Il reste 6 jours de trading sur les marchés des futures pour réduire ce niveau de l’Open Interest. Sans réduction de cet Open Interest, il y aura trop de demandes de livraisons par rapport au stock disponible.

Le Comex incite explicitement les longs à reporter leurs contrats sur les mois suivants.

L’écart de prix (ou “spread”) entre les échéances de mars et les suivantes sont actuellement de quelques cents. Ce spread représente le prix à payer pour “roller” un contrat d’une échéance à l’autre. Généralement il y a tout de même un certain coût à réaliser cette transaction, la situation sur le physique est tellement tendue que cette opération est désormais quasiment gratuite !

La situation sur le physique est telle que les contrats Argent mai, septembre et décembre sont en backwardation, c’est à dire que le prix des futures à ces échéances est moins cher que l’échéance immédiate, ce qui est bien sûr tout à fait anormal (les investisseurs préfèrent avoir de l’Argent tout de suite plutôt que d’attendre). Voir 5 cents d’écart entre les contrats de mars et mai est tout à fait historique, une telle backwardation à cette période de l’année entre ces deux mois précis n’a jamais eu lieu.

Dans une configuration semblable, l’an dernier, des relèvements de marge accompagnés de ventes massives avaient finalement réduit ce nombre, le cours de l’Argent avait fortement baissé dans l’opération juste avant le dernier jour de l’échéance de demandes de livraison.

Nous sommes dans la même configuration très tendue pour ces six derniers jours. $27/once est un prix trop haut pour les Bullion Banks, et l’Open Interest est encore beaucoup trop élevé. Les Bullion banks n’ont plus le choix. Il faut désormais forcer un rythme de report d’au moins 15 000 contrats par jour d’ici la fin du mois, “quoi qu’il en coûte”! Quand on sait que ce niveau de rollup n’a pas excédé 8500 contrats dans les 3 derniers mois, on peut imaginer le niveau de volatilité que nous allons vivre d’ici le 26 février.

Comme le prévoit Ed Steer, l’explosion à la hausse du cours de l’argent provoquera des pertes immenses non seulement sur le marché de l’Argent mais sur l’ensemble du marché des matières premières.
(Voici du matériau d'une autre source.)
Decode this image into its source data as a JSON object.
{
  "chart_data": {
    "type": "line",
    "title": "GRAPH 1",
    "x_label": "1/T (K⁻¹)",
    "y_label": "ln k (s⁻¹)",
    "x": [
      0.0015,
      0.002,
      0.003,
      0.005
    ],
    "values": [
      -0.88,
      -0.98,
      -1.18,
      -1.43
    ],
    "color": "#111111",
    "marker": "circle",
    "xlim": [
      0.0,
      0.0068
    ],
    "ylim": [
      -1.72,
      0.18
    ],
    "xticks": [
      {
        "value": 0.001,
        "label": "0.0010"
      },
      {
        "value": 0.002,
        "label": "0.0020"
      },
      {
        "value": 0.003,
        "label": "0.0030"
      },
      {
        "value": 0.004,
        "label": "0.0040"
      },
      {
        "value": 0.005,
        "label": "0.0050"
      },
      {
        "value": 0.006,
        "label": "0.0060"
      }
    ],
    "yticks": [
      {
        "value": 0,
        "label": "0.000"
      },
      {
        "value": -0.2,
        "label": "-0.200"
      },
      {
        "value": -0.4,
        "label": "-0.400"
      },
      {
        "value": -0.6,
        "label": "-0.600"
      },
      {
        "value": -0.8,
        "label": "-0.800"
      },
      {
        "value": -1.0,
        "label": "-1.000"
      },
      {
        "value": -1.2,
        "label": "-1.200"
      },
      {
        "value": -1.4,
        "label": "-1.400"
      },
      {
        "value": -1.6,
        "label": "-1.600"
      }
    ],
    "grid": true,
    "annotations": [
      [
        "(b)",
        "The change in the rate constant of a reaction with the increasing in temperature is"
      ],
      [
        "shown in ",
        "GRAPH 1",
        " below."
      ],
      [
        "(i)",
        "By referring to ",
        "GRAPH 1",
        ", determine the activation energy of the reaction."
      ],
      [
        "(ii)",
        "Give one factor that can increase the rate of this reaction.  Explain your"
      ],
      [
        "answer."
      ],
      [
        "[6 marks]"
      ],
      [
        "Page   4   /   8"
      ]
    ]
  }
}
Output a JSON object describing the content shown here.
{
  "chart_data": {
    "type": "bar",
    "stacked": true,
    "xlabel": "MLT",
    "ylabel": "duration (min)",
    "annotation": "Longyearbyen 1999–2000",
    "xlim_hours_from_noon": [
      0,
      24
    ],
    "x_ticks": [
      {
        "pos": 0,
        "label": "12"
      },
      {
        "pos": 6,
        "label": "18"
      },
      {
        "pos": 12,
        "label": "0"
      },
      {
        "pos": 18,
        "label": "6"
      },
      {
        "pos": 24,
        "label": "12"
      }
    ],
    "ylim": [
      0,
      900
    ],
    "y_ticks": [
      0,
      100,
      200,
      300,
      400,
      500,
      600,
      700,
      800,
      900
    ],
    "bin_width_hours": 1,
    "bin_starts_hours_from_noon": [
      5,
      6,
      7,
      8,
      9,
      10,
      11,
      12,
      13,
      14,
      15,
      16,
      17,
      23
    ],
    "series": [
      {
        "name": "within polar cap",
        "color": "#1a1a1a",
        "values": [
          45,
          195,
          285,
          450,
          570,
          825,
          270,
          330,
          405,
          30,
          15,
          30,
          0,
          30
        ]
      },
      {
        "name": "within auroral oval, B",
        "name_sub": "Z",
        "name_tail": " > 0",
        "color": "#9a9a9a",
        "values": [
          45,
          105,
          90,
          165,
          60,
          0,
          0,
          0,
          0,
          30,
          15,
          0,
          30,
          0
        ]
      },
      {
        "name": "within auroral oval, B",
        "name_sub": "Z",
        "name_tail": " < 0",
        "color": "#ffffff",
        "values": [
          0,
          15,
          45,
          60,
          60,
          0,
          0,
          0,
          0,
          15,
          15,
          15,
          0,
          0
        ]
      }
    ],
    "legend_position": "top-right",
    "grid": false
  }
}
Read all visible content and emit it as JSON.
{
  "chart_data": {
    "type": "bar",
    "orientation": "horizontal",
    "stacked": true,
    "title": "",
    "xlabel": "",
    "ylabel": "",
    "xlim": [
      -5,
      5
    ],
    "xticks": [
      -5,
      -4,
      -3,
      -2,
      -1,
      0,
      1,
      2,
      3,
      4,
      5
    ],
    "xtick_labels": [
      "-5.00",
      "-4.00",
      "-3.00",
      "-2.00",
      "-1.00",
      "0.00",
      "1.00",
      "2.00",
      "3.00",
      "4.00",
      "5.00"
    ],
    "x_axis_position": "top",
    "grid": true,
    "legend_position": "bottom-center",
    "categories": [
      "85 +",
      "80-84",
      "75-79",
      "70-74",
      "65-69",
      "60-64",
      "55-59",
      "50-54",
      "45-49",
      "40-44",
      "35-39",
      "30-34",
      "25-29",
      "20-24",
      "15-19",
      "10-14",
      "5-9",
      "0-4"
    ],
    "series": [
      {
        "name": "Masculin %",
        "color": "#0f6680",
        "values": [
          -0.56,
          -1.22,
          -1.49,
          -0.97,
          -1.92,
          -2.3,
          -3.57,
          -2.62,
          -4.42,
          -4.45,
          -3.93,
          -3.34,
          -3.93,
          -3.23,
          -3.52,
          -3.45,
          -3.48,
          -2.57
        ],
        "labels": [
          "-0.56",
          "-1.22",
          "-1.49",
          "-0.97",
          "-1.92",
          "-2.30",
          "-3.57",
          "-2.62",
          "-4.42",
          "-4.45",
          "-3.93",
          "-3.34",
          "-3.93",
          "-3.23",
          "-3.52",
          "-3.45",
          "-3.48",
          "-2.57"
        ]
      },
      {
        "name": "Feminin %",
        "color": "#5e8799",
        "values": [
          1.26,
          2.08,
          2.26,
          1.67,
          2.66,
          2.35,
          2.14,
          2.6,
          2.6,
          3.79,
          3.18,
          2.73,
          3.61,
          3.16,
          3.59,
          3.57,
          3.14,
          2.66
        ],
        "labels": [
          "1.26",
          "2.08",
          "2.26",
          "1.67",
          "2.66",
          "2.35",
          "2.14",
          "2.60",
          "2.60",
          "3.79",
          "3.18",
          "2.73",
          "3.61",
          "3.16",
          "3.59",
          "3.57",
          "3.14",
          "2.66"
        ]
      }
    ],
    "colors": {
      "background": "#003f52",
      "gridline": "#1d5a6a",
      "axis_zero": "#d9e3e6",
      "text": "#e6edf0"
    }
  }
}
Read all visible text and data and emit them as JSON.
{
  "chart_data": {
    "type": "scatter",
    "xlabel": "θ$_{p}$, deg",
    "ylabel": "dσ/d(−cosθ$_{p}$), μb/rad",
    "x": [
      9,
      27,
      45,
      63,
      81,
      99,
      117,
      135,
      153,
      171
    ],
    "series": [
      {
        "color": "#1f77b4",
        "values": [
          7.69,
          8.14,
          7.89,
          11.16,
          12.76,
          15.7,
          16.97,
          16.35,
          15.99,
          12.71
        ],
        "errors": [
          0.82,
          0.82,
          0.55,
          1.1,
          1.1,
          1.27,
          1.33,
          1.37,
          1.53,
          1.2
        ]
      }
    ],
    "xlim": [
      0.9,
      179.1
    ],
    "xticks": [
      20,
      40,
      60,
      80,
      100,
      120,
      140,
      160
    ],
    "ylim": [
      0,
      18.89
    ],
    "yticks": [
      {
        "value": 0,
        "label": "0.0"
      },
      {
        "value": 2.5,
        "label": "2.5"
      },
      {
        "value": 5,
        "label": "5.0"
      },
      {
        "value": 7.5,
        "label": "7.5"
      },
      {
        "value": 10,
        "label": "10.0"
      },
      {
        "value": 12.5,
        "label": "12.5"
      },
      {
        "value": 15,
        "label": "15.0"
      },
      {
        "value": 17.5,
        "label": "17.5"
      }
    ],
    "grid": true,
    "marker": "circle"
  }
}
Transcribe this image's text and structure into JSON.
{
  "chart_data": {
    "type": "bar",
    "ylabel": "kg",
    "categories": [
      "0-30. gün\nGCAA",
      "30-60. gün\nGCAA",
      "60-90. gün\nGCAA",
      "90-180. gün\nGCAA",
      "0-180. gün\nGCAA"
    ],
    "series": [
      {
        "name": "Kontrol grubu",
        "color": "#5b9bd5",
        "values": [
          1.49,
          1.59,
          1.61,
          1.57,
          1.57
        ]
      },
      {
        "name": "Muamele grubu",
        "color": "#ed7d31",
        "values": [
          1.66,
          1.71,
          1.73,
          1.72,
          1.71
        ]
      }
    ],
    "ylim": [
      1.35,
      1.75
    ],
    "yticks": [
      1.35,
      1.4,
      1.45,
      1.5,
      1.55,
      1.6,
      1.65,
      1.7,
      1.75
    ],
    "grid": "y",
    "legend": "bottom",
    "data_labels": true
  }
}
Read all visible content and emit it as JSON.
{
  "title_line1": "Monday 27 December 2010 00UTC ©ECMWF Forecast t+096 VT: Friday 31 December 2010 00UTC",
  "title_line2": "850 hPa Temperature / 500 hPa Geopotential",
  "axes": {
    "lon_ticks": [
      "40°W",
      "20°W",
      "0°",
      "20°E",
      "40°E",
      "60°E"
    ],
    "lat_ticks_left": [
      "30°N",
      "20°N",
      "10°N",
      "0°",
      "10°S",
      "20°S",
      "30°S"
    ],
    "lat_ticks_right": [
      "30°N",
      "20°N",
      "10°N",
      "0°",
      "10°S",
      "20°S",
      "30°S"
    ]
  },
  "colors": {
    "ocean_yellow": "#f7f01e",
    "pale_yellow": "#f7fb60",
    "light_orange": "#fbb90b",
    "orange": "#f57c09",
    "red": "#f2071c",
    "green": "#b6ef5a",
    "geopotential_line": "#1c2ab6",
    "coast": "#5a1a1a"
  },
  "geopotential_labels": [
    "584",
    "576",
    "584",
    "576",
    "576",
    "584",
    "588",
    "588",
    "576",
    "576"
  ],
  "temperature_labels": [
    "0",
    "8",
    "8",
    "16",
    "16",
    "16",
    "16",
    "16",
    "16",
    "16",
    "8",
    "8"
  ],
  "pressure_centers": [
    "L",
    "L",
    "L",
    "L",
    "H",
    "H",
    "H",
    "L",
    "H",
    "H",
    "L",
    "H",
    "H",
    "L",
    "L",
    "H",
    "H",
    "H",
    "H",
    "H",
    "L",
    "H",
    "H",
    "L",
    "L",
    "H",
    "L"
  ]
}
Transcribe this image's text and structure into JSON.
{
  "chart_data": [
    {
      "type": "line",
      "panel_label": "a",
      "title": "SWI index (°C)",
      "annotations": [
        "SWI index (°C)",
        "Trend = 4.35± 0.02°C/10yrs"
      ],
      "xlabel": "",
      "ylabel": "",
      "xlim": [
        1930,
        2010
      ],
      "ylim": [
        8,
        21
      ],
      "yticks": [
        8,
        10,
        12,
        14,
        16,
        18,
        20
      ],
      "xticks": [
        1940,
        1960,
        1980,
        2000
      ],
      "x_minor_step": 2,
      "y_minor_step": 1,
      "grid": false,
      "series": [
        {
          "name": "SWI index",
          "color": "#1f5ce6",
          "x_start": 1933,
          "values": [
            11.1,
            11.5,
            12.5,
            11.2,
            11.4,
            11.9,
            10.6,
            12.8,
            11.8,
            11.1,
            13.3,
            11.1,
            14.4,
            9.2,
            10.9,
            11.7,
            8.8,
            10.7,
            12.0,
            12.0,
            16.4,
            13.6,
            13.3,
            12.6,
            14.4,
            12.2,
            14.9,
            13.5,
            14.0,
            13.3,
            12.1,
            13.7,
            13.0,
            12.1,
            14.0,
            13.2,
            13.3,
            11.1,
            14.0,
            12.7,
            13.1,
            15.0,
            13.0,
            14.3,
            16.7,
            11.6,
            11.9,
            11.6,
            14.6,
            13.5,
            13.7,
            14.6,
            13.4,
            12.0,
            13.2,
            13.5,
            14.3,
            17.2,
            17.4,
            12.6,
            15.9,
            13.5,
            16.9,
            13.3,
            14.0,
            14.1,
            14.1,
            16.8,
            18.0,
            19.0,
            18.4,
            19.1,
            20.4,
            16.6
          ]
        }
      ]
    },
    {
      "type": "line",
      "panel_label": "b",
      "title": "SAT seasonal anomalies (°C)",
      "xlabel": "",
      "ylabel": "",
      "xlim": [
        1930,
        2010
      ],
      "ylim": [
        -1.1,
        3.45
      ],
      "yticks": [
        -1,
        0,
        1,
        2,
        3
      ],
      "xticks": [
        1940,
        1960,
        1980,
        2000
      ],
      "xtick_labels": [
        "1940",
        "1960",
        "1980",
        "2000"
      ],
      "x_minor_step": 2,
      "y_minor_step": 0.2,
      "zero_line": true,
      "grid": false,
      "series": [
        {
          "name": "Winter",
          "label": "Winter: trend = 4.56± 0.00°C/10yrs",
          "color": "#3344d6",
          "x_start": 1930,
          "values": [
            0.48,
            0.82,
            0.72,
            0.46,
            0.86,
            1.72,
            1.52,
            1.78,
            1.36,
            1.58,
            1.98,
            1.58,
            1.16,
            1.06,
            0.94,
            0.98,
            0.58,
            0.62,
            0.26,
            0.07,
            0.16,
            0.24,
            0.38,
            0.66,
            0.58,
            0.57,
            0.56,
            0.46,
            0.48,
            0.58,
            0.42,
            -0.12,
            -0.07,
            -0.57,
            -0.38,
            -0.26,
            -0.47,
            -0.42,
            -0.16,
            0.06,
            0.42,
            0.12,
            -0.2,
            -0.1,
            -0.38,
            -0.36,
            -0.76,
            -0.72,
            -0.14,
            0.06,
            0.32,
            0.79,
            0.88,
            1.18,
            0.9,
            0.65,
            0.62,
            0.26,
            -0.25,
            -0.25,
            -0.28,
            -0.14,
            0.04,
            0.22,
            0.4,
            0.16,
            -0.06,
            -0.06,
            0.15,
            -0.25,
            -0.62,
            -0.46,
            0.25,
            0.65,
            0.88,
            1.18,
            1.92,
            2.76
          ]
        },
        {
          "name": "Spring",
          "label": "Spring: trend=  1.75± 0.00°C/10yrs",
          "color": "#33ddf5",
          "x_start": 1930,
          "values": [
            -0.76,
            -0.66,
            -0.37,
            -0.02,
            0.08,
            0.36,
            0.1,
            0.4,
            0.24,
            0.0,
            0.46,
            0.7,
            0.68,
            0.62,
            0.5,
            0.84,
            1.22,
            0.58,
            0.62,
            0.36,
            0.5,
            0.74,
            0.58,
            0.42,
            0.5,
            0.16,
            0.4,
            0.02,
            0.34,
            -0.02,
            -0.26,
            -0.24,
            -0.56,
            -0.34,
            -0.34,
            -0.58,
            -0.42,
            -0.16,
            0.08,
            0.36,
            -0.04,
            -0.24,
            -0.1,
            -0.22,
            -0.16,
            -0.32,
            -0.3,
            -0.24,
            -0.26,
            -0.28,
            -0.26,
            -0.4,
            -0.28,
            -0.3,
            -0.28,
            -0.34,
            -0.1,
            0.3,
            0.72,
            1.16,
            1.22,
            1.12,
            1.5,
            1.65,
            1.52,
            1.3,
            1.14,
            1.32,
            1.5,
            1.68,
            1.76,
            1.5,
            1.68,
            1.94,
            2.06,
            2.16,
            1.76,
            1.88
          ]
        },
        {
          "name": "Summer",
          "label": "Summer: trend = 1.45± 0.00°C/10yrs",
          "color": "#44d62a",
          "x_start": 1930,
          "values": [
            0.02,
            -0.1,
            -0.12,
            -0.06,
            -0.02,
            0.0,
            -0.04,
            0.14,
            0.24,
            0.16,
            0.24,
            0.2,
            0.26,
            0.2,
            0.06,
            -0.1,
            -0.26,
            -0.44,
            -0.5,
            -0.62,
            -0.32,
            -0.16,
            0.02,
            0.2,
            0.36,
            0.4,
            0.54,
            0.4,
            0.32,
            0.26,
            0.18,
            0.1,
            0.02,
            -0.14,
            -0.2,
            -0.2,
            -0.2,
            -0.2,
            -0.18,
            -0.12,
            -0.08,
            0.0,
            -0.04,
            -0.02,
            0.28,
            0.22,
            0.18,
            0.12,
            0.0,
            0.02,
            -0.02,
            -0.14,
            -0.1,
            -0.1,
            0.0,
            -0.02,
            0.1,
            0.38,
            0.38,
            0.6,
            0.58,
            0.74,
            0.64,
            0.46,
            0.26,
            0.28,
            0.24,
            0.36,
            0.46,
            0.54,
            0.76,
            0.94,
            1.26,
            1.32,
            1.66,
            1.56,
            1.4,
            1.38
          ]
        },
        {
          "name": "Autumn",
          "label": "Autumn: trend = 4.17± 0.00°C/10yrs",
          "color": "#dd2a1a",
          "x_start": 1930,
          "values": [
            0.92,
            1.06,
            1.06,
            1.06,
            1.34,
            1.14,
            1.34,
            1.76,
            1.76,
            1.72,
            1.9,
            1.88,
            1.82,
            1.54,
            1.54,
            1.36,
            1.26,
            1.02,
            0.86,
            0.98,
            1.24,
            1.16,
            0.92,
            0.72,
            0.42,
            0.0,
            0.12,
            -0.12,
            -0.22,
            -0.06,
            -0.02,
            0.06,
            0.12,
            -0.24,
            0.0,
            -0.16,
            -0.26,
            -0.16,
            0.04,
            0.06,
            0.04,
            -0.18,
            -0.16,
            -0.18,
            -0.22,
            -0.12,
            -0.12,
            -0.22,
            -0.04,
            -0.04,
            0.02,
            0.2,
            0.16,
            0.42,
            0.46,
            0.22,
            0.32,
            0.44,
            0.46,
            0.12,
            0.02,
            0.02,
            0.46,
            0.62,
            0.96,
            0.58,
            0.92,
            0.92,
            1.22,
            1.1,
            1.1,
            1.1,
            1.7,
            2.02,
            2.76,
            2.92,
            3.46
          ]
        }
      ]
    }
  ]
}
Si ce marché devient incontrôlable comme il l’anticipe, c’est tout le système de contrôle du prix des biens tangibles qui s’effondre, mettant fin au système fractionnaire de monnaie fiduciaire mis en place en 1971. Ce qui se passe sur l’Argent dépasse largement ce marché minuscule, ce que nous vivons en ce moment est un événement systémique historique.

Accrochez-vous! Ces graphiques vont bientôt s’enflammer!